The mineral-rich state of Odisha has been trying to attract foreign and Indian investment by giving them mining rights, electricity and water at low prices.
However, the move to acquire farm and forest lands has run into violent protests.
The POSCO project has been mired in legal hurdles for eight years.
The decision overturned an earlier ruling by a lower court to deny mining rights to the multinational firm.
The $12 billion steel plant project in Odisha is touted as India’s biggest single foreign direct investment.
“With the given market conditions and significant delay in acquiring the required land in Gadag, we have decided to close our proposed 6-MTPA [million tonnes per annum] steel plant in Karnataka,” POSCO India Chairman and Managing Director Yong Won Yoon said in a statement.
Massive protests in the Southern Indian state of Karnataka resulted in delays in acquiring mining rights and land acquisition by POSCO.

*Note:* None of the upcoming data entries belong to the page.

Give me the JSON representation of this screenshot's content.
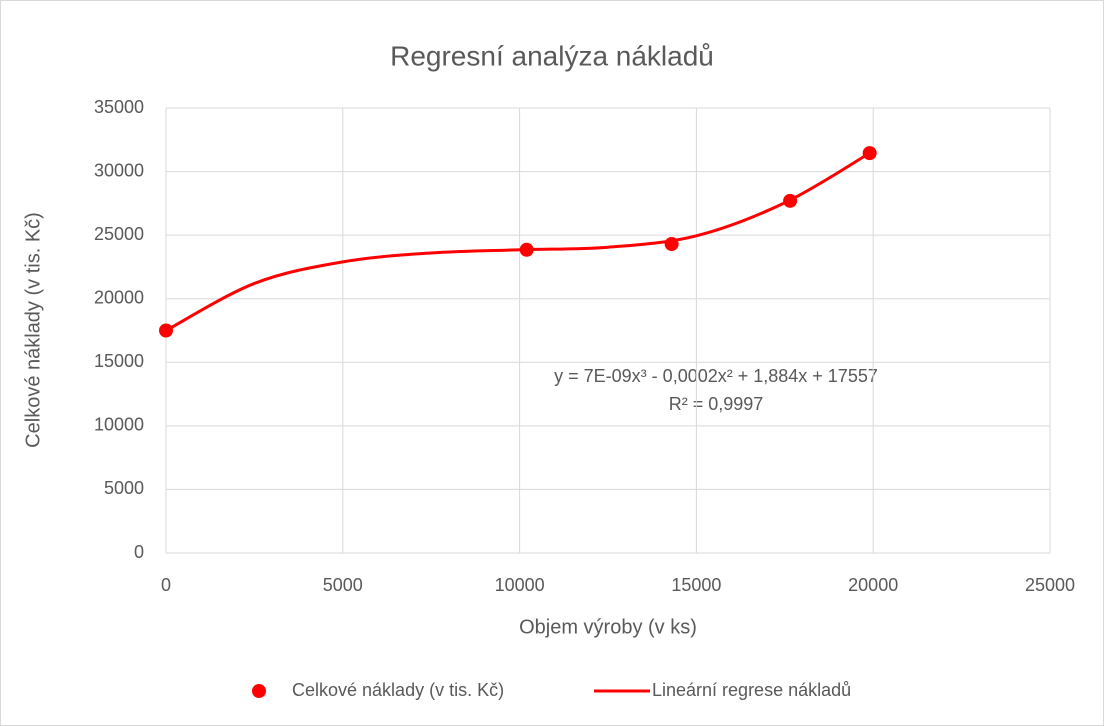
{
  "chart_data": {
    "type": "scatter",
    "title": "Regresní analýza nákladů",
    "xlabel": "Objem výroby (v ks)",
    "ylabel": "Celkové náklady (v tis. Kč)",
    "annotations": [
      "y = 7E-09x³ - 0,0002x² + 1,884x + 17557",
      "R² = 0,9997"
    ],
    "xlim": [
      0,
      25000
    ],
    "xticks": [
      0,
      5000,
      10000,
      15000,
      20000,
      25000
    ],
    "ylim": [
      0,
      35000
    ],
    "yticks": [
      0,
      5000,
      10000,
      15000,
      20000,
      25000,
      30000,
      35000
    ],
    "grid": true,
    "legend": "bottom",
    "series": [
      {
        "name": "Celkové náklady (v tis. Kč)",
        "color": "#ff0000",
        "kind": "points",
        "x": [
          0,
          10200,
          14300,
          17650,
          19900
        ],
        "values": [
          17500,
          23850,
          24300,
          27700,
          31450
        ]
      },
      {
        "name": "Lineární regrese nákladů",
        "color": "#ff0000",
        "kind": "line",
        "x": [
          0,
          2500,
          5000,
          7500,
          10000,
          12500,
          15000,
          17500,
          19900
        ],
        "values": [
          17500,
          21200,
          22900,
          23600,
          23850,
          24050,
          24950,
          27550,
          31450
        ]
      }
    ]
  }
}
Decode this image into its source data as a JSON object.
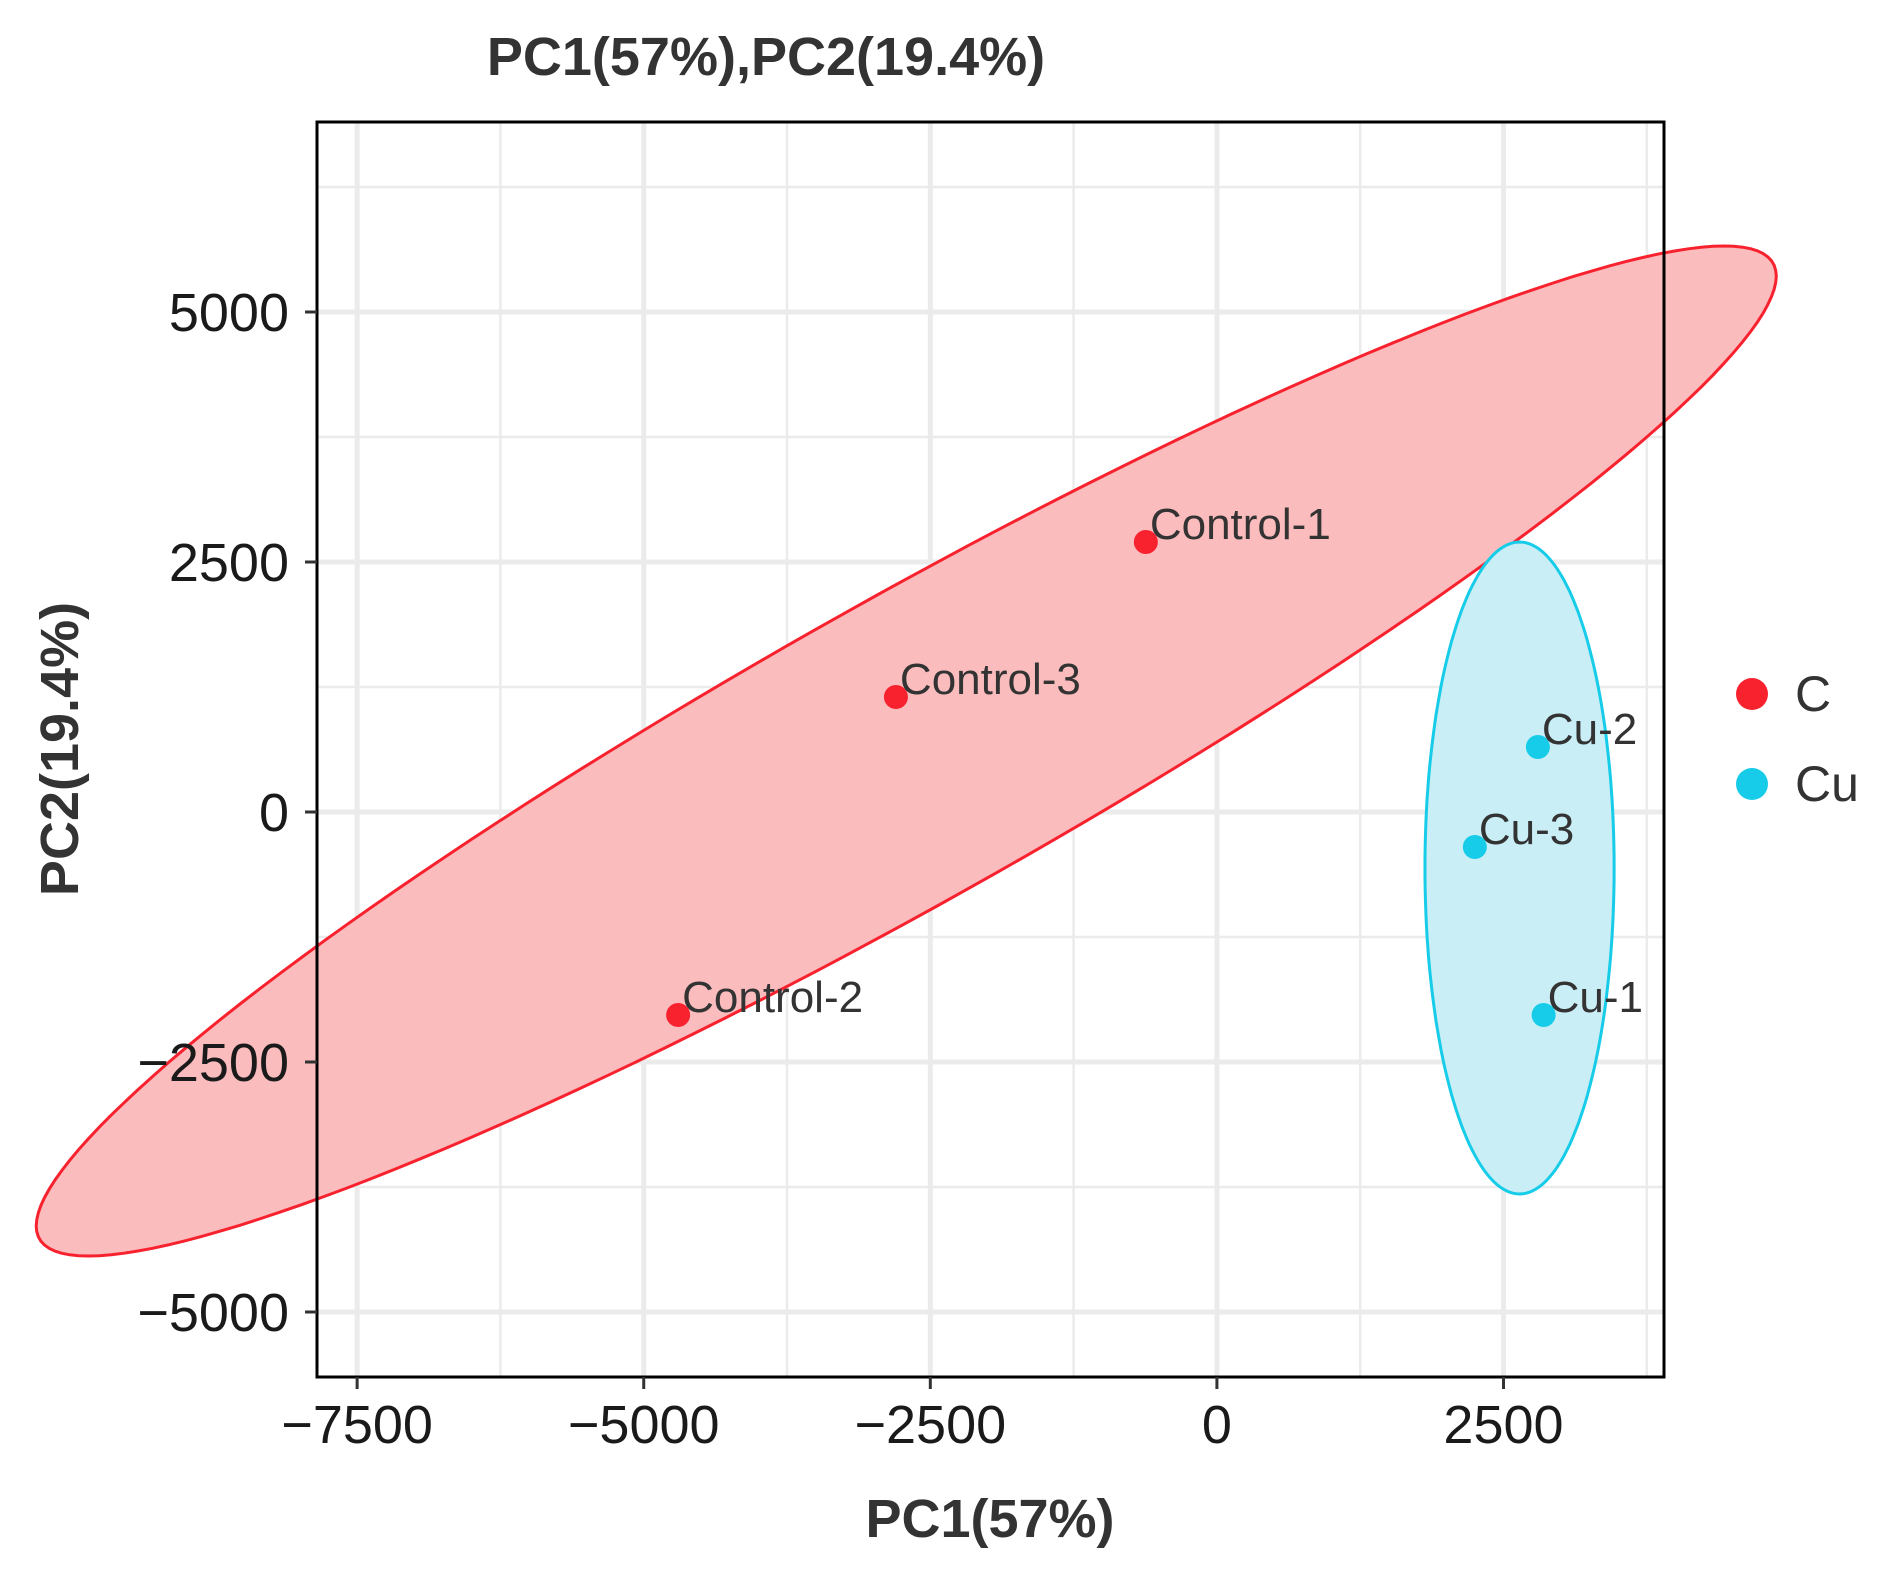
{
  "chart_data": {
    "type": "scatter",
    "title": "PC1(57%),PC2(19.4%)",
    "xlabel": "PC1(57%)",
    "ylabel": "PC2(19.4%)",
    "xlim": [
      -7850,
      3900
    ],
    "ylim": [
      -5650,
      6900
    ],
    "xticks": [
      -7500,
      -5000,
      -2500,
      0,
      2500
    ],
    "xtick_labels": [
      "−7500",
      "−5000",
      "−2500",
      "0",
      "2500"
    ],
    "yticks": [
      -5000,
      -2500,
      0,
      2500,
      5000
    ],
    "ytick_labels": [
      "−5000",
      "−2500",
      "0",
      "2500",
      "5000"
    ],
    "grid": true,
    "legend_position": "right",
    "series": [
      {
        "name": "C",
        "color": "#f8222f",
        "ellipse_fill": "#fbbcbe",
        "points": [
          {
            "label": "Control-1",
            "x": -620,
            "y": 2700
          },
          {
            "label": "Control-3",
            "x": -2800,
            "y": 1150
          },
          {
            "label": "Control-2",
            "x": -4700,
            "y": -2030
          }
        ],
        "ellipse": {
          "cx": -2710,
          "cy": 610,
          "rx": 9000,
          "ry": 1450,
          "angle_deg": 33
        }
      },
      {
        "name": "Cu",
        "color": "#17cce8",
        "ellipse_fill": "#c9eef6",
        "points": [
          {
            "label": "Cu-2",
            "x": 2800,
            "y": 650
          },
          {
            "label": "Cu-3",
            "x": 2250,
            "y": -350
          },
          {
            "label": "Cu-1",
            "x": 2850,
            "y": -2030
          }
        ],
        "ellipse": {
          "cx": 2640,
          "cy": -560,
          "rx": 825,
          "ry": 3260,
          "angle_deg": 0
        }
      }
    ]
  }
}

The Odisha project requires about 4,000 acres (1,620 hectares) of land for the plant, expected to produce 13.2 million tons (12 million metric tons) of steel per year, as well as an affiliated power plant, railway line, road, water supply infrastructure and port.

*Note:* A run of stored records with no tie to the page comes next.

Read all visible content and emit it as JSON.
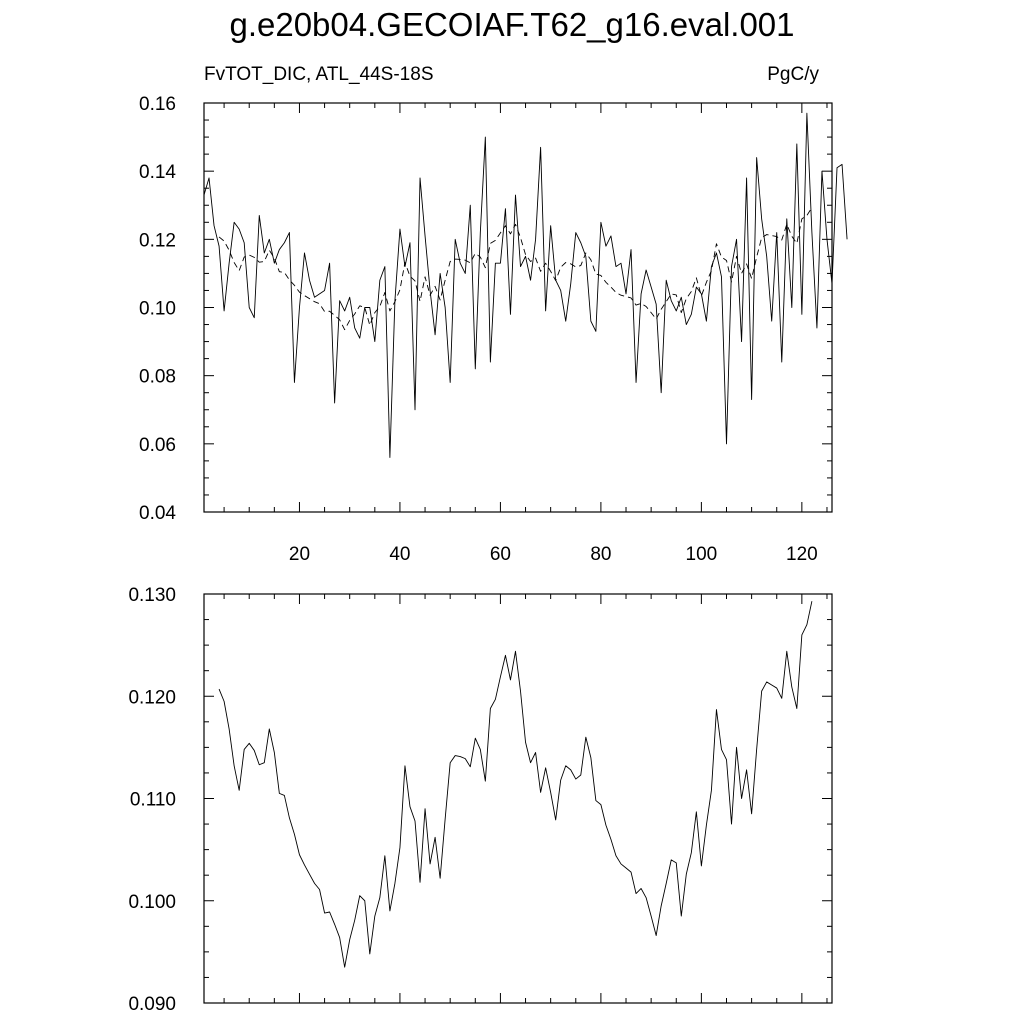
{
  "page": {
    "title": "g.e20b04.GECOIAF.T62_g16.eval.001",
    "left_label": "FvTOT_DIC, ATL_44S-18S",
    "right_label": "PgC/y"
  },
  "chart_data": [
    {
      "type": "line",
      "title": "g.e20b04.GECOIAF.T62_g16.eval.001",
      "subtitle_left": "FvTOT_DIC, ATL_44S-18S",
      "subtitle_right": "PgC/y",
      "xlim": [
        1,
        126
      ],
      "ylim": [
        0.04,
        0.16
      ],
      "x_ticks": [
        20,
        40,
        60,
        80,
        100,
        120
      ],
      "x_tick_labels": [
        "20",
        "40",
        "60",
        "80",
        "100",
        "120"
      ],
      "y_ticks": [
        0.04,
        0.06,
        0.08,
        0.1,
        0.12,
        0.14,
        0.16
      ],
      "y_tick_labels": [
        "0.04",
        "0.06",
        "0.08",
        "0.10",
        "0.12",
        "0.14",
        "0.16"
      ],
      "grid": false,
      "series": [
        {
          "style": "solid",
          "x_start": 1,
          "values": [
            0.133,
            0.138,
            0.124,
            0.118,
            0.099,
            0.113,
            0.125,
            0.123,
            0.119,
            0.1,
            0.097,
            0.127,
            0.116,
            0.12,
            0.113,
            0.117,
            0.119,
            0.122,
            0.078,
            0.1,
            0.116,
            0.108,
            0.103,
            0.104,
            0.105,
            0.113,
            0.072,
            0.102,
            0.099,
            0.103,
            0.094,
            0.091,
            0.1,
            0.1,
            0.09,
            0.108,
            0.112,
            0.056,
            0.102,
            0.123,
            0.112,
            0.119,
            0.07,
            0.138,
            0.121,
            0.105,
            0.092,
            0.11,
            0.1,
            0.078,
            0.12,
            0.113,
            0.11,
            0.13,
            0.082,
            0.122,
            0.15,
            0.084,
            0.113,
            0.113,
            0.129,
            0.098,
            0.133,
            0.112,
            0.115,
            0.108,
            0.12,
            0.147,
            0.099,
            0.124,
            0.108,
            0.105,
            0.096,
            0.107,
            0.122,
            0.119,
            0.115,
            0.096,
            0.093,
            0.125,
            0.118,
            0.121,
            0.112,
            0.113,
            0.104,
            0.117,
            0.078,
            0.104,
            0.111,
            0.106,
            0.101,
            0.075,
            0.108,
            0.102,
            0.099,
            0.103,
            0.095,
            0.098,
            0.106,
            0.104,
            0.096,
            0.112,
            0.116,
            0.109,
            0.06,
            0.112,
            0.12,
            0.09,
            0.138,
            0.073,
            0.144,
            0.126,
            0.115,
            0.096,
            0.122,
            0.084,
            0.126,
            0.1,
            0.148,
            0.098,
            0.157,
            0.122,
            0.094,
            0.14,
            0.12,
            0.107,
            0.141,
            0.142,
            0.12
          ]
        },
        {
          "style": "dashed",
          "x_start": 4,
          "values": [
            0.1207,
            0.1195,
            0.1168,
            0.1132,
            0.1108,
            0.1148,
            0.1154,
            0.1147,
            0.1133,
            0.1135,
            0.1168,
            0.1145,
            0.1105,
            0.1103,
            0.1081,
            0.1065,
            0.1045,
            0.1035,
            0.1026,
            0.1017,
            0.1011,
            0.0988,
            0.0989,
            0.0977,
            0.0964,
            0.0935,
            0.0962,
            0.0981,
            0.1005,
            0.1,
            0.0948,
            0.0985,
            0.1003,
            0.1044,
            0.099,
            0.1017,
            0.1052,
            0.1132,
            0.1092,
            0.1078,
            0.1018,
            0.109,
            0.1036,
            0.1062,
            0.1022,
            0.108,
            0.1135,
            0.1142,
            0.1141,
            0.1139,
            0.1131,
            0.1159,
            0.1148,
            0.1117,
            0.1188,
            0.1197,
            0.1219,
            0.124,
            0.1216,
            0.1244,
            0.1205,
            0.1155,
            0.1135,
            0.1145,
            0.1106,
            0.113,
            0.1106,
            0.1079,
            0.1118,
            0.1132,
            0.1128,
            0.1119,
            0.1123,
            0.116,
            0.114,
            0.1098,
            0.1094,
            0.1074,
            0.106,
            0.1044,
            0.1036,
            0.1032,
            0.1028,
            0.1007,
            0.1012,
            0.1003,
            0.0985,
            0.0966,
            0.0995,
            0.1017,
            0.104,
            0.1037,
            0.0985,
            0.1026,
            0.1047,
            0.1087,
            0.1034,
            0.1074,
            0.1108,
            0.1187,
            0.1148,
            0.1138,
            0.1075,
            0.115,
            0.11,
            0.1128,
            0.1085,
            0.1148,
            0.1205,
            0.1214,
            0.1211,
            0.1208,
            0.1198,
            0.1244,
            0.1209,
            0.1188,
            0.126,
            0.127,
            0.1293
          ]
        }
      ]
    },
    {
      "type": "line",
      "xlim": [
        1,
        126
      ],
      "ylim": [
        0.09,
        0.13
      ],
      "x_ticks": [
        20,
        40,
        60,
        80,
        100,
        120
      ],
      "x_tick_labels": [],
      "y_ticks": [
        0.09,
        0.1,
        0.11,
        0.12,
        0.13
      ],
      "y_tick_labels": [
        "0.090",
        "0.100",
        "0.110",
        "0.120",
        "0.130"
      ],
      "grid": false,
      "series": [
        {
          "style": "solid",
          "x_start": 4,
          "values_from_top_series": 1
        }
      ]
    }
  ]
}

The Indian President Pranab Mukherjee last week approved and signed into law the Land Acquisition Bill, which strives to provide fair compensation to landowners and outlines measures to rehabilitate those affected by land sales.

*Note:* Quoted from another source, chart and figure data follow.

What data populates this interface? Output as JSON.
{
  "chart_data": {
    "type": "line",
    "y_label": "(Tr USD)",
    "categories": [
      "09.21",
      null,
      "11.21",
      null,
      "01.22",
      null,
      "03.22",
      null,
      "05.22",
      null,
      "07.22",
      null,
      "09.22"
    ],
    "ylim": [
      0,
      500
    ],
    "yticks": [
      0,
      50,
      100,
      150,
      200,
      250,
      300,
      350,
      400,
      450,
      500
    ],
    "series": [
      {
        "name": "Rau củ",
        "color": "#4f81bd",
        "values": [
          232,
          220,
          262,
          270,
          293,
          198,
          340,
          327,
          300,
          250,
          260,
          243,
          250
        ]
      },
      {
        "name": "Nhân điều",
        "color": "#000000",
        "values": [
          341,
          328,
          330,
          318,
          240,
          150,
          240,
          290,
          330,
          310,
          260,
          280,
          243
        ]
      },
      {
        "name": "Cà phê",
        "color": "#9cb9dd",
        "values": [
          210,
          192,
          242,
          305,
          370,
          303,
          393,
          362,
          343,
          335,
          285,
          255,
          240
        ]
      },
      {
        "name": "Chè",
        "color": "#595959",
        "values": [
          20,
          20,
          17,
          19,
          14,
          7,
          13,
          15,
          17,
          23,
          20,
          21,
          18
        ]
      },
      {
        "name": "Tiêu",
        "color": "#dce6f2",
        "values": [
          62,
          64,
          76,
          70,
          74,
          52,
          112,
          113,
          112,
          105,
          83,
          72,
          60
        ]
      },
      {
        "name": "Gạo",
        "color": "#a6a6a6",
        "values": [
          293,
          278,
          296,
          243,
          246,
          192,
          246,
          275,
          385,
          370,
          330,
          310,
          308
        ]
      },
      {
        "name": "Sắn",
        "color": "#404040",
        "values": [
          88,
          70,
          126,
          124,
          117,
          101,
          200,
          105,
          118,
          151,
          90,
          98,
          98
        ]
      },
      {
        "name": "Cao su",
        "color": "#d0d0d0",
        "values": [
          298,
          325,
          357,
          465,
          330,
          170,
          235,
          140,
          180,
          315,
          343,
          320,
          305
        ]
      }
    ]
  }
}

As the second largest growing economy in the world expands there have been increasing concerns for a rural populace that are being forced to sell their land for industrial and commercial use.
The new legislation will now ensure that buyers pay four times the market value for land earmarked for infrastructure projects in rural areas.
POSCO was given a five-year environmental clearance in 2007, and agreed to conditions issued by the Environment Ministry in 2011 that the company restrict air emissions, spend two per cent of its net profits on social welfare, maintain a quarter of the land as green space and reduce its water intake.
POSCO said in August that reports by rights groups had used “fallacious criticism, distorted facts and erroneous interpretation.” POSCO had also said that, “There is no question of any forced eviction.”
The South Korean firm is the world’s fourth biggest steel producer by output.